In the meantime, here’s another:
An old hippie takes a spill.
Today is National Ammo Day. Don’t forget to buy a few pallets and say happy birthday to KDT.
–
Cthulhu 2010
I like his foreign policy of killing everybody and eating them.
I don’t like his domestic policy of killing everybody and eating them.
Holy semi-automatic, Batman!…I’d clean disrememberated about National Ammo Day!
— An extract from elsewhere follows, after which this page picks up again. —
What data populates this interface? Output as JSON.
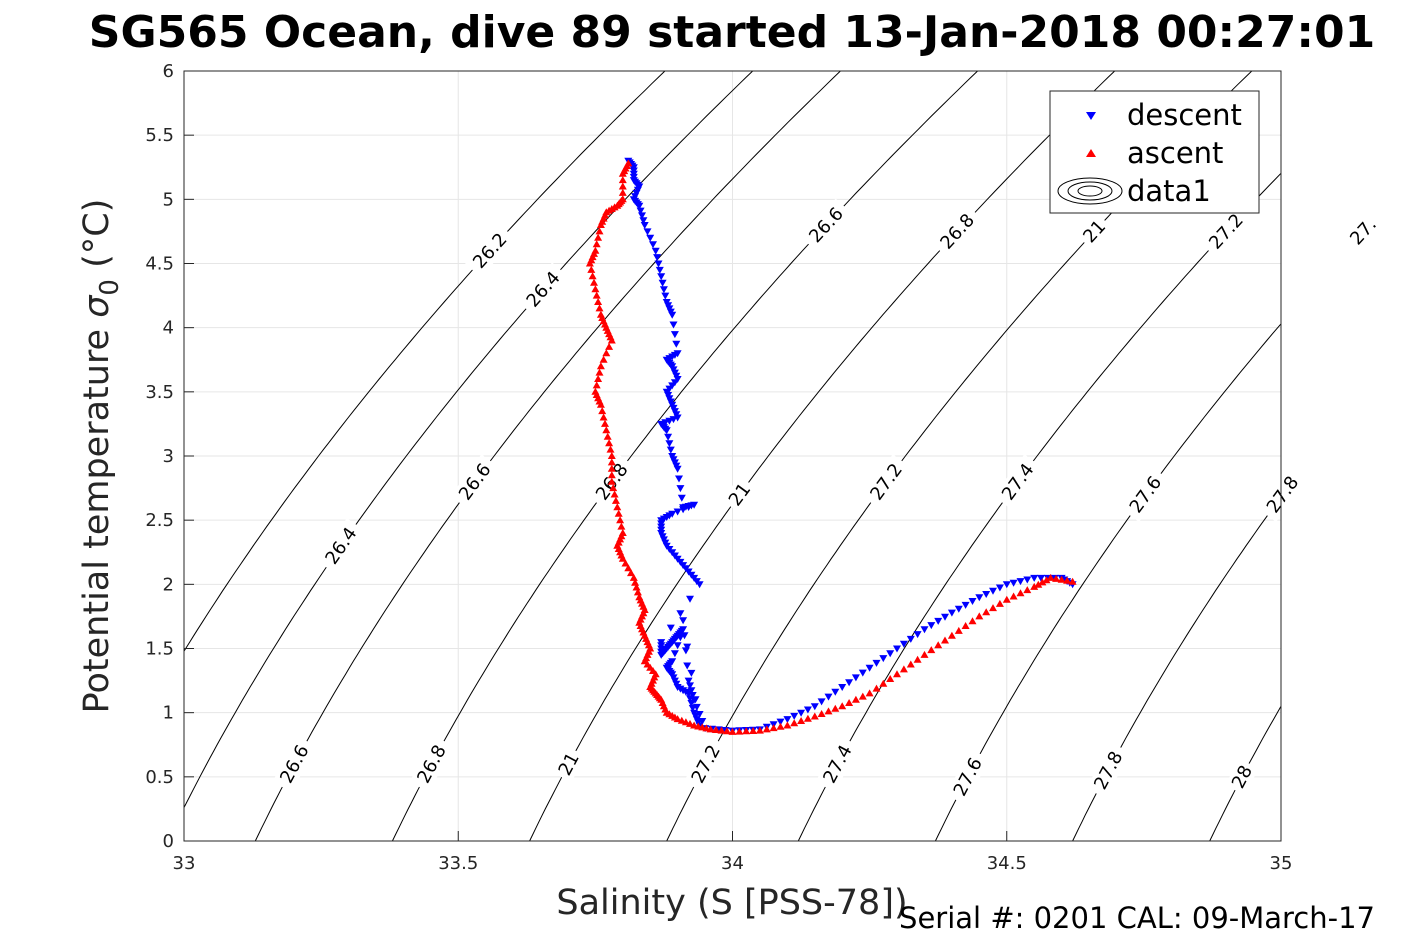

Thanks for the reminder - first to the bank for cash, then to Wally World for discount .22 Cal. “bricks”. Probably go on-line, as well - I need some added .45 ACP and .30-06 reserves.
BTW - that’s a much improved grade of ‘nonymouse from what we’ve been seeing lately - a trend to be appreciated.
A thought occurred to me.
Hypothetically speaking, since the TSA seems to like looking at and/or groping our junk so much, I wonder what would happen if a couple hundred thousand people sent sex toys and/or images of naked people to the TSA via snail-mail.
Just wondering out loud, here.
“I sleep in a tree all summer long,” [Joan Baez] said.
I knew it.
In the Fall, she has to stay inside the house, though, Cap’n - otherwise, the squirrels try to bury her with the rest of the loose nuts.
Depressing thought of the day:
Since the civil war, only two sitting presidents were voted out of office who did not have either a primary opponent a contested election, or a third party challenger: Grover Cleveland in 1888(who won the popular vote but lost the electoral vote) and Herbert Hoover in 1932.
Anyone who thinks Obama is in trouble in 2012 should take this statistic into account.
Oops, make that a contested convention, not a contested election.